NASA contractors Alliant Techsystems Inc. and United Space Alliance this week announced the terms of a contract that affects hundreds of jobs at Kennedy Space Center. The $257 million deal formalizes an agreement announced last fall, which said that about 550 USA workers would continue to work part time on NASA’s next-generation moon rocket and a test flight planned this summer.
That's the equivalent of 180 full time employees.
Alliant Techsystems, or ATK, is the prime contractor for the first stage of the Ares I rocket, a five-segment solid rocket booster based on the company's four-segment shuttle boosters.
The deal extends through 2014, the year before the first manned flights of the Ares I and Orion crew capsule are planned.
An ATK spokesman said the contract took effect in January.
This week, a train carrying the last hardware needed for the first test flight arrived at KSC. The flight is tentatively scheduled for July 11.
USA sued ATK last year before the new agreement was reached, saying ATK was poaching its engineers and not negotiating the deal in good faith.
The companies said the lawsuit had been resolved.
NASA has projected that KSC's workforce of nearly 15,000 could shrink by 3,500 jobs after the shuttle is retired at the end of next year.

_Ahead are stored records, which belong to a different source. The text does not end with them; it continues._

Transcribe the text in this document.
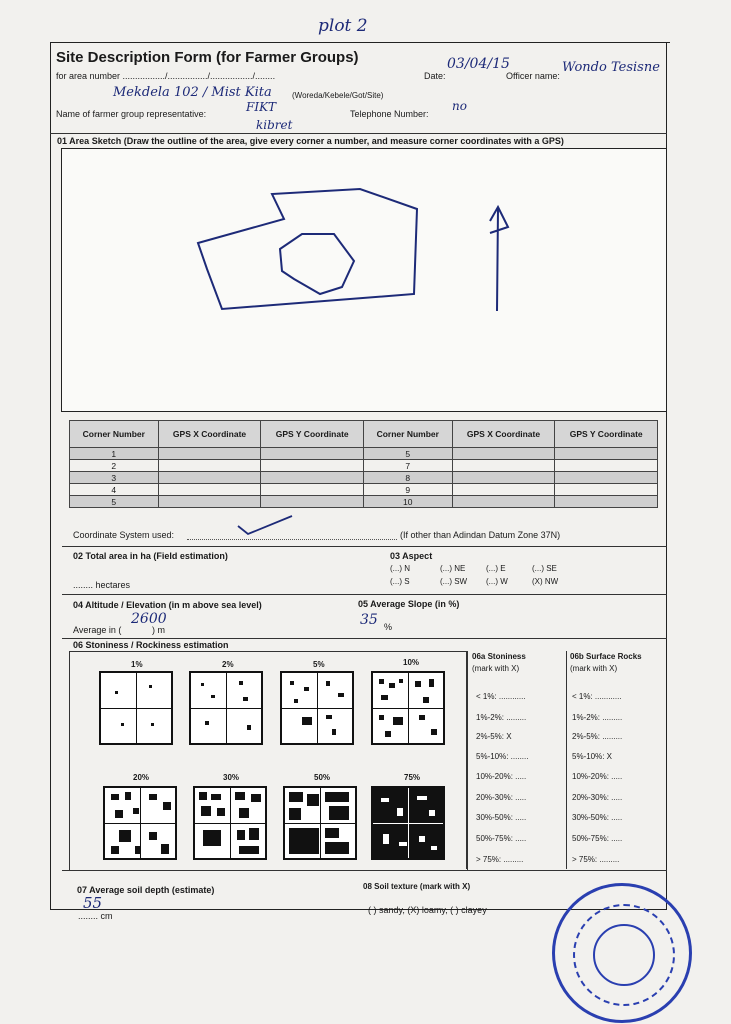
plot 2
Site Description Form (for Farmer Groups)
for area number ................./................/................./........	Date:
03/04/15
Officer name:
Wondo Tesisne
Mekdela 102 / Mist Kita	(Woreda/Kebele/Got/Site)
Name of farmer group representative:	FIKT
kibret
Telephone Number:
no
01 Area Sketch (Draw the outline of the area, give every corner a number, and measure corner coordinates with a GPS)
Corner Number	GPS X Coordinate	GPS Y Coordinate	Corner Number	GPS X Coordinate	GPS Y Coordinate
1			5		
2			7		
3			8		
4			9		
5			10		
Coordinate System used:	(If other than Adindan Datum Zone 37N)
02 Total area in ha (Field estimation)
........ hectares
03 Aspect
(...) N	(...) NE	(...) E	(...) SE
(...) S	(...) SW (...) W	(X) NW
04 Altitude / Elevation (in m above sea level)
Average in (
2600
) m
05 Average Slope (in %)
35 %
06 Stoniness / Rockiness estimation
1%	2%	5%	10%
20%	30%	50%	75%
06a Stoniness
(mark with X)
06b Surface Rocks
(mark with X)
< 1%: ............
1%-2%: .........
2%-5%: X
5%-10%: ........
10%-20%: .....
20%-30%: .....
30%-50%: .....
50%-75%: .....
> 75%: .........
< 1%: ............
1%-2%: .........
2%-5%: .........
5%-10%: X
10%-20%: .....
20%-30%: .....
30%-50%: .....
50%-75%: .....
> 75%: .........
07 Average soil depth (estimate)
55
........ cm
08 Soil texture (mark with X)
( ) sandy, (X) loamy, ( ) clayey
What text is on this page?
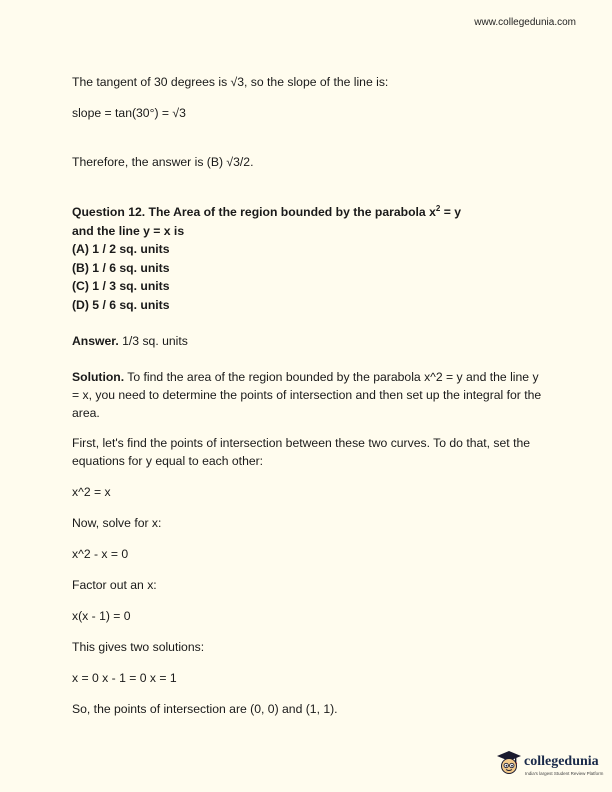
www.collegedunia.com

The tangent of 30 degrees is √3, so the slope of the line is:

slope = tan(30°) = √3

Therefore, the answer is (B) √3/2.

Question 12. The Area of the region bounded by the parabola $x^2 = y$

and the line y = x is

(A) 1 / 2 sq. units

(B) 1 / 6 sq. units

(C) 1 / 3 sq. units

(D) 5 / 6 sq. units

Answer. 1/3 sq. units

Solution. To find the area of the region bounded by the parabola x^2 = y and the line y = x, you need to determine the points of intersection and then set up the integral for the area.

First, let's find the points of intersection between these two curves. To do that, set the equations for y equal to each other:

x^2 = x

Now, solve for x:

x^2 - x = 0

Factor out an x:

x(x - 1) = 0

This gives two solutions:

x = 0 x - 1 = 0 x = 1

So, the points of intersection are (0, 0) and (1, 1).

collegedunia
India's largest Student Review Platform
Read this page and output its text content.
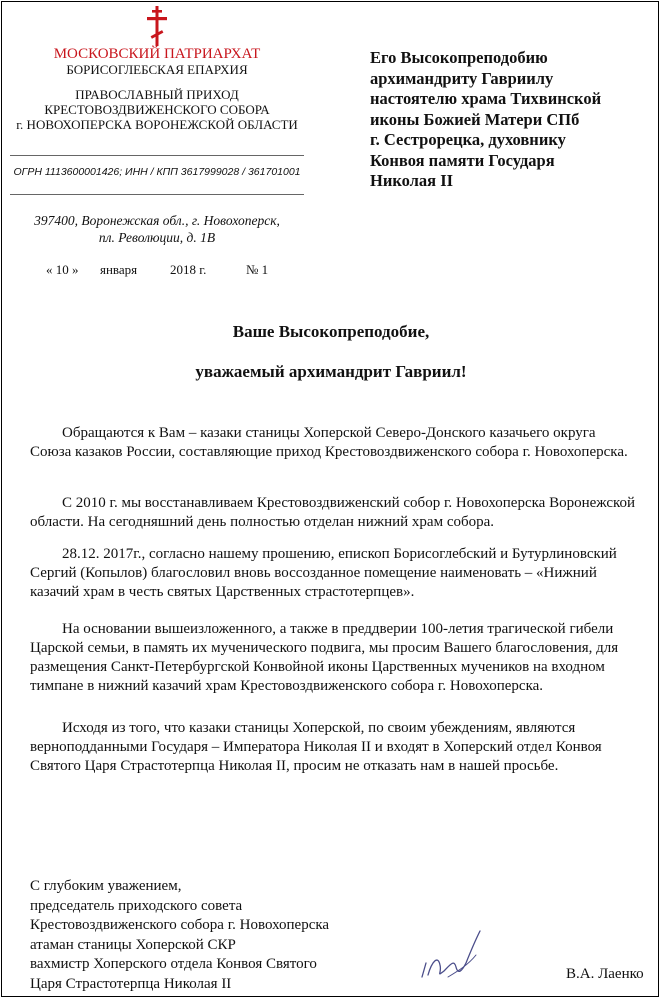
МОСКОВСКИЙ ПАТРИАРХАТ
БОРИСОГЛЕБСКАЯ ЕПАРХИЯ
ПРАВОСЛАВНЫЙ ПРИХОД
КРЕСТОВОЗДВИЖЕНСКОГО СОБОРА
г. НОВОХОПЕРСКА ВОРОНЕЖСКОЙ ОБЛАСТИ
ОГРН 1113600001426; ИНН / КПП 3617999028 / 361701001
397400, Воронежская обл., г. Новохоперск,
пл. Революции, д. 1В
« 10 » января	2018 г.	№ 1
Его Высокопреподобию
архимандриту Гавриилу
настоятелю храма Тихвинской
иконы Божией Матери СПб
г. Сестрорецка, духовнику
Конвоя памяти Государя
Николая II
Ваше Высокопреподобие,
уважаемый архимандрит Гавриил!

Обращаются к Вам – казаки станицы Хоперской Северо-Донского казачьего округа Союза казаков России, составляющие приход Крестовоздвиженского собора г. Новохоперска.

С 2010 г. мы восстанавливаем Крестовоздвиженский собор г. Новохоперска Воронежской области. На сегодняшний день полностью отделан нижний храм собора.

28.12. 2017г., согласно нашему прошению, епископ Борисоглебский и Бутурлиновский Сергий (Копылов) благословил вновь воссозданное помещение наименовать – «Нижний казачий храм в честь святых Царственных страстотерпцев».

На основании вышеизложенного, а также в преддверии 100-летия трагической гибели Царской семьи, в память их мученического подвига, мы просим Вашего благословения, для размещения Санкт-Петербургской Конвойной иконы Царственных мучеников на входном тимпане в нижний казачий храм Крестовоздвиженского собора г. Новохоперска.

Исходя из того, что казаки станицы Хоперской, по своим убеждениям, являются верноподданными Государя – Императора Николая II и входят в Хоперский отдел Конвоя Святого Царя Страстотерпца Николая II, просим не отказать нам в нашей просьбе.

С глубоким уважением,
председатель приходского совета
Крестовоздвиженского собора г. Новохоперска
атаман станицы Хоперской СКР
вахмистр Хоперского отдела Конвоя Святого
Царя Страстотерпца Николая II
В.А. Лаенко
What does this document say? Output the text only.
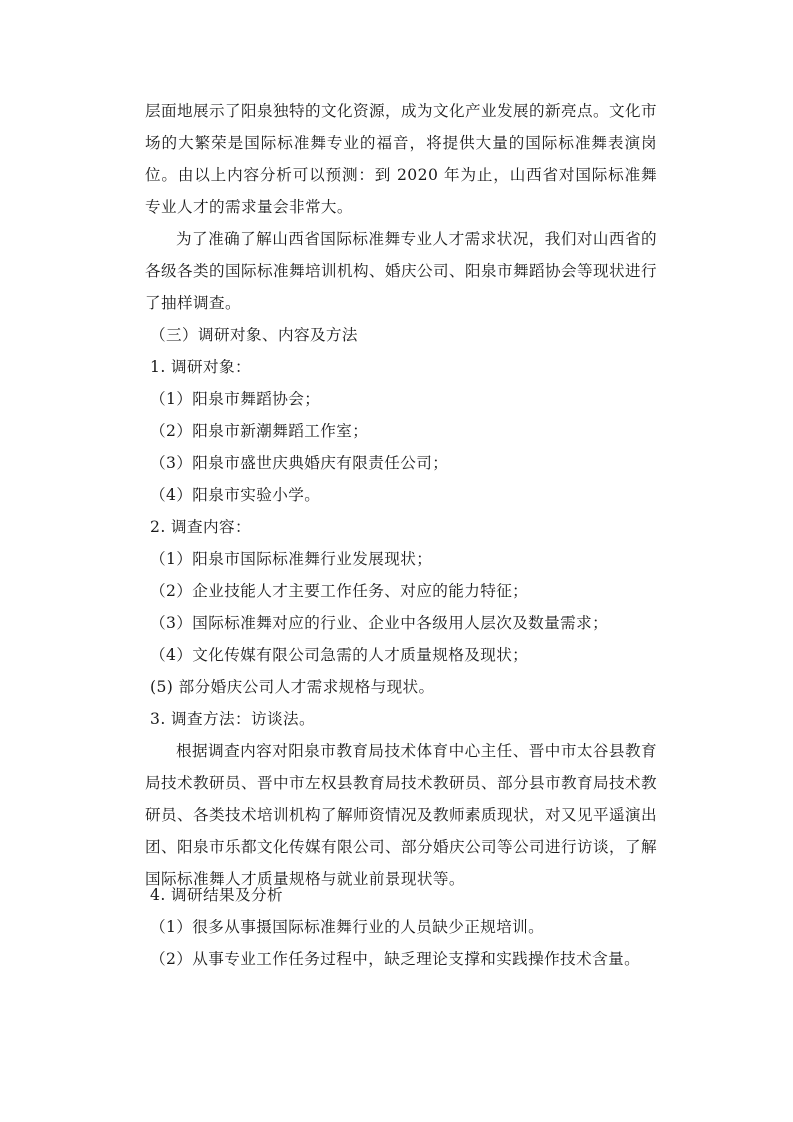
层面地展示了阳泉独特的文化资源，成为文化产业发展的新亮点。文化市场的大繁荣是国际标准舞专业的福音，将提供大量的国际标准舞表演岗位。由以上内容分析可以预测：到 2020 年为止，山西省对国际标准舞专业人才的需求量会非常大。

为了准确了解山西省国际标准舞专业人才需求状况，我们对山西省的各级各类的国际标准舞培训机构、婚庆公司、阳泉市舞蹈协会等现状进行了抽样调查。

（三）调研对象、内容及方法

1. 调研对象：

（1）阳泉市舞蹈协会；

（2）阳泉市新潮舞蹈工作室；

（3）阳泉市盛世庆典婚庆有限责任公司；

（4）阳泉市实验小学。

2. 调查内容：

（1）阳泉市国际标准舞行业发展现状；

（2）企业技能人才主要工作任务、对应的能力特征；

（3）国际标准舞对应的行业、企业中各级用人层次及数量需求；

（4）文化传媒有限公司急需的人才质量规格及现状；

(5) 部分婚庆公司人才需求规格与现状。

3. 调查方法：访谈法。

根据调查内容对阳泉市教育局技术体育中心主任、晋中市太谷县教育局技术教研员、晋中市左权县教育局技术教研员、部分县市教育局技术教研员、各类技术培训机构了解师资情况及教师素质现状，对又见平遥演出团、阳泉市乐都文化传媒有限公司、部分婚庆公司等公司进行访谈，了解国际标准舞人才质量规格与就业前景现状等。

4. 调研结果及分析

（1）很多从事摄国际标准舞行业的人员缺少正规培训。

（2）从事专业工作任务过程中，缺乏理论支撑和实践操作技术含量。
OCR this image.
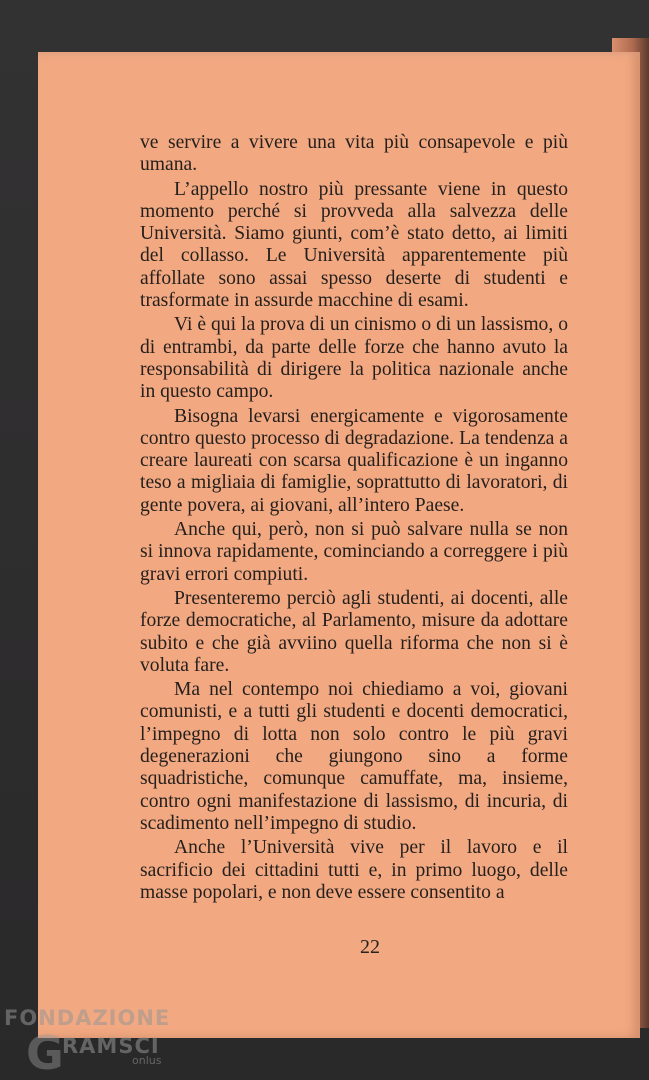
ve servire a vivere una vita più consapevole e più umana.

L’appello nostro più pressante viene in questo momento perché si provveda alla salvezza delle Università. Siamo giunti, com’è stato detto, ai limiti del collasso. Le Università apparentemente più affollate sono assai spesso deserte di studenti e trasformate in assurde macchine di esami.

Vi è qui la prova di un cinismo o di un lassismo, o di entrambi, da parte delle forze che hanno avuto la responsabilità di dirigere la politica nazionale anche in questo campo.

Bisogna levarsi energicamente e vigorosamente contro questo processo di degradazione. La tendenza a creare laureati con scarsa qualificazione è un inganno teso a migliaia di famiglie, soprattutto di lavoratori, di gente povera, ai giovani, all’intero Paese.

Anche qui, però, non si può salvare nulla se non si innova rapidamente, cominciando a correggere i più gravi errori compiuti.

Presenteremo perciò agli studenti, ai docenti, alle forze democratiche, al Parlamento, misure da adottare subito e che già avviino quella riforma che non si è voluta fare.

Ma nel contempo noi chiediamo a voi, giovani comunisti, e a tutti gli studenti e docenti democratici, l’impegno di lotta non solo contro le più gravi degenerazioni che giungono sino a forme squadristiche, comunque camuffate, ma, insieme, contro ogni manifestazione di lassismo, di incuria, di scadimento nell’impegno di studio.

Anche l’Università vive per il lavoro e il sacrificio dei cittadini tutti e, in primo luogo, delle masse popolari, e non deve essere consentito a

22
FONDAZIONE
G
RAMSCI
onlus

IMAGE NOTE: NASA's Constellation Program is getting to work on the new spacecraft that will return humans to the moon and blaze a trail to Mars and beyond. This artist's rendering represents a concept of the Ares I crew launch vehicle liftoff. The launch system that will take the crew to space builds on powerful, reliable shuttle and Apollo-era propulsion elements. Astronauts will launch on a rocket made up of a shuttle-derived solid rocket booster, with a second stage powered by a J2X engine.